I trained my ann with all layers unfrozen. Then I froze all all my layers using layer.requires_grad = False.

Then I trained it again. The outputs change. I have taken a look at the state_dict of one of the layers to see if the weights have been changed - they are still the same.

Am I missing something here? How do I properly freeze the layers?

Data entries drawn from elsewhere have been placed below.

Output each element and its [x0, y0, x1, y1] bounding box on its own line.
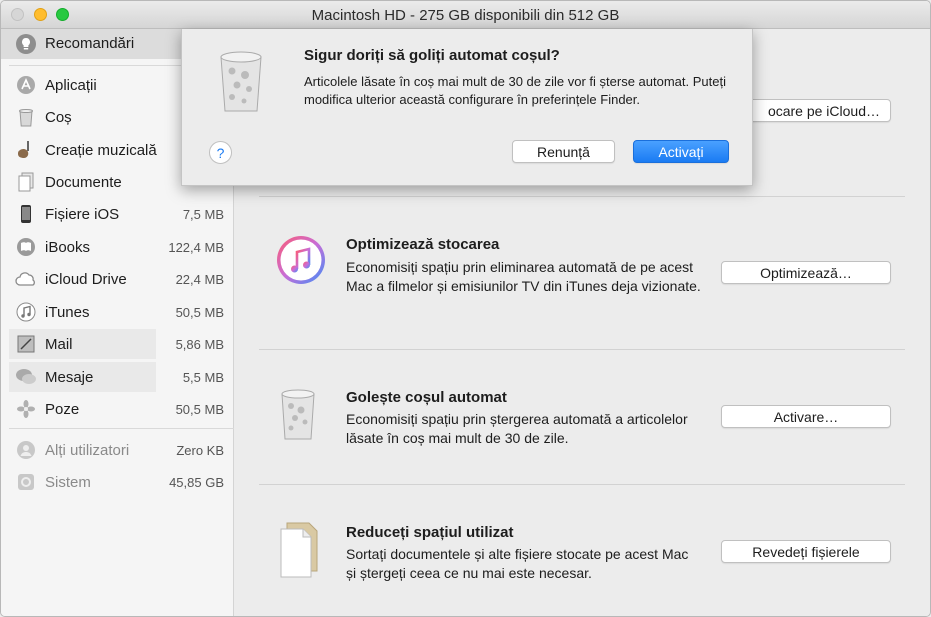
trash-icon — [15, 106, 37, 128]
sidebar-item-size: 45,85 GB — [169, 474, 224, 490]
sidebar-item-label: Coș — [45, 108, 72, 126]
sidebar-item-label: Alți utilizatori — [45, 441, 130, 459]
reduce-clutter-title: Reduceți spațiul utilizat — [346, 524, 514, 541]
cloud-icon — [15, 268, 37, 290]
app-store-icon — [15, 74, 37, 96]
mail-stamp-icon — [15, 333, 37, 355]
review-files-button[interactable]: Revedeți fișierele — [721, 540, 891, 563]
sidebar-item-label: Recomandări — [45, 35, 135, 52]
system-icon — [15, 471, 37, 493]
sidebar-item-label: Aplicații — [45, 76, 97, 94]
section-divider — [259, 196, 905, 197]
trash-icon — [279, 384, 317, 447]
sidebar-item-size: 122,4 MB — [168, 239, 224, 255]
sidebar-item-label: iCloud Drive — [45, 270, 127, 288]
sidebar-item-mail[interactable]: Mail 5,86 MB — [1, 329, 234, 359]
sidebar-item-size: 50,5 MB — [175, 304, 224, 320]
sidebar-item-label: Mesaje — [45, 368, 94, 386]
reduce-clutter-description: Sortați documentele și alte fișiere stoc… — [346, 546, 689, 581]
help-button[interactable]: ? — [209, 141, 232, 164]
sidebar-divider — [9, 428, 234, 429]
ibooks-icon — [15, 236, 37, 258]
sidebar-item-ibooks[interactable]: iBooks 122,4 MB — [1, 232, 234, 262]
sidebar-item-size: 5,5 MB — [182, 369, 224, 385]
sidebar-item-label: Mail — [45, 335, 73, 353]
title-bar: Macintosh HD - 275 GB disponibili din 51… — [1, 1, 930, 29]
messages-icon — [15, 366, 37, 388]
storage-window: Macintosh HD - 275 GB disponibili din 51… — [0, 0, 931, 617]
sidebar-item-label: iTunes — [45, 303, 90, 321]
sidebar-item-size: 5,86 MB — [175, 336, 224, 352]
lightbulb-icon — [15, 33, 37, 55]
users-icon — [15, 439, 37, 461]
sidebar-item-label: Poze — [45, 400, 80, 418]
music-note-icon — [15, 301, 37, 323]
sidebar-item-ios-files[interactable]: Fișiere iOS 7,5 MB — [1, 199, 234, 229]
sidebar-item-size: 7,5 MB — [182, 206, 224, 222]
sidebar-item-size: 50,5 MB — [175, 401, 224, 417]
optimize-button[interactable]: Optimizează… — [721, 261, 891, 284]
sidebar-item-label: Sistem — [45, 473, 91, 491]
sidebar-item-label: Documente — [45, 173, 122, 191]
documents-icon — [277, 521, 325, 584]
empty-trash-dialog: Sigur doriți să goliți automat coșul? Ar… — [181, 29, 753, 186]
optimize-storage-description: Economisiți spațiu prin eliminarea autom… — [346, 259, 701, 294]
window-title: Macintosh HD - 275 GB disponibili din 51… — [311, 7, 620, 24]
photos-icon — [15, 398, 37, 420]
dialog-message: Articolele lăsate în coș mai mult de 30 … — [304, 74, 726, 107]
section-divider — [259, 349, 905, 350]
sidebar-item-messages[interactable]: Mesaje 5,5 MB — [1, 362, 234, 392]
activate-button[interactable]: Activare… — [721, 405, 891, 428]
sidebar-item-size: 22,4 MB — [175, 271, 224, 287]
dialog-title: Sigur doriți să goliți automat coșul? — [304, 47, 560, 64]
sidebar-item-itunes[interactable]: iTunes 50,5 MB — [1, 297, 234, 327]
empty-trash-description: Economisiți spațiu prin ștergerea automa… — [346, 411, 688, 446]
section-divider — [259, 484, 905, 485]
sidebar-item-size: Zero KB — [176, 442, 224, 458]
sidebar-item-system[interactable]: Sistem 45,85 GB — [1, 467, 234, 497]
sidebar-item-label: Fișiere iOS — [45, 205, 120, 223]
iphone-icon — [15, 203, 37, 225]
sidebar-item-label: iBooks — [45, 238, 91, 256]
itunes-icon — [275, 234, 327, 291]
optimize-storage-title: Optimizează stocarea — [346, 236, 500, 253]
sidebar-item-icloud-drive[interactable]: iCloud Drive 22,4 MB — [1, 264, 234, 294]
sidebar-item-label: Creație muzicală — [45, 141, 157, 159]
sidebar-item-other-users[interactable]: Alți utilizatori Zero KB — [1, 435, 234, 465]
trash-icon — [218, 45, 264, 118]
empty-trash-title: Golește coșul automat — [346, 389, 507, 406]
activate-confirm-button[interactable]: Activați — [633, 140, 729, 163]
document-icon — [15, 171, 37, 193]
cancel-button[interactable]: Renunță — [512, 140, 615, 163]
guitar-icon — [15, 139, 37, 161]
sidebar-item-photos[interactable]: Poze 50,5 MB — [1, 394, 234, 424]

I tried doing for p in layer.parameters(): p.requires_grad = False. I did this for all the layers and when I trained, I got an error that basically says there is no gradients to compute - which is what I expected. Then i proceeded to do this for only specific layers. one set of layers is a decoder: This is what i did in more detail

I have an encoder and a decoder which I trained and froze using above (p.req… = False). Then I wanted to play around so I attached a classifier to the encoding, and in the middle of the classifier I have a layer that has the same dimension as the encoding which means I can put it thru the decoder - and i did. My loss functions are the classification loss and the MSELoss involving the middle of the classifier going thru the decoder. My problem is the decoder (or possible even the encoder) changes. This is how I verify that:

train the encoder and decoder
freeze the encoder and decoder
set t = random tensor with same size as input
pass it thru the network and visualize the decoded output (A)
train the classifier and also add loss from the output of passing a middle classifier layer thru the decoder (this shouldn’t affect the decoder and probably would just pass the errors on the classification layers)
pass t again it thru the network and visualize the decoded output (A’)
A and A’ are not the same

Thank you for helping.

ptrblck · January 24, 2020, 6:00am

I guess you might have some dropout or batchnorm layers in your model, which are still active even though the trainable parameters are frozen.
Calling model.eval() will use the running stats in batch norm layers (instead of using the current batch stats and updating the running estimates) and dropout layers will be disabled.
Could this be the issue?

YinYang_Untalan · January 24, 2020, 1:20pm

I saw the issue. I was using the Adam optimizer so setting the grad flag off wasnt enough. I needed to filter the parameters I pass to Adam. Is there a cleaner way to this? Thank you.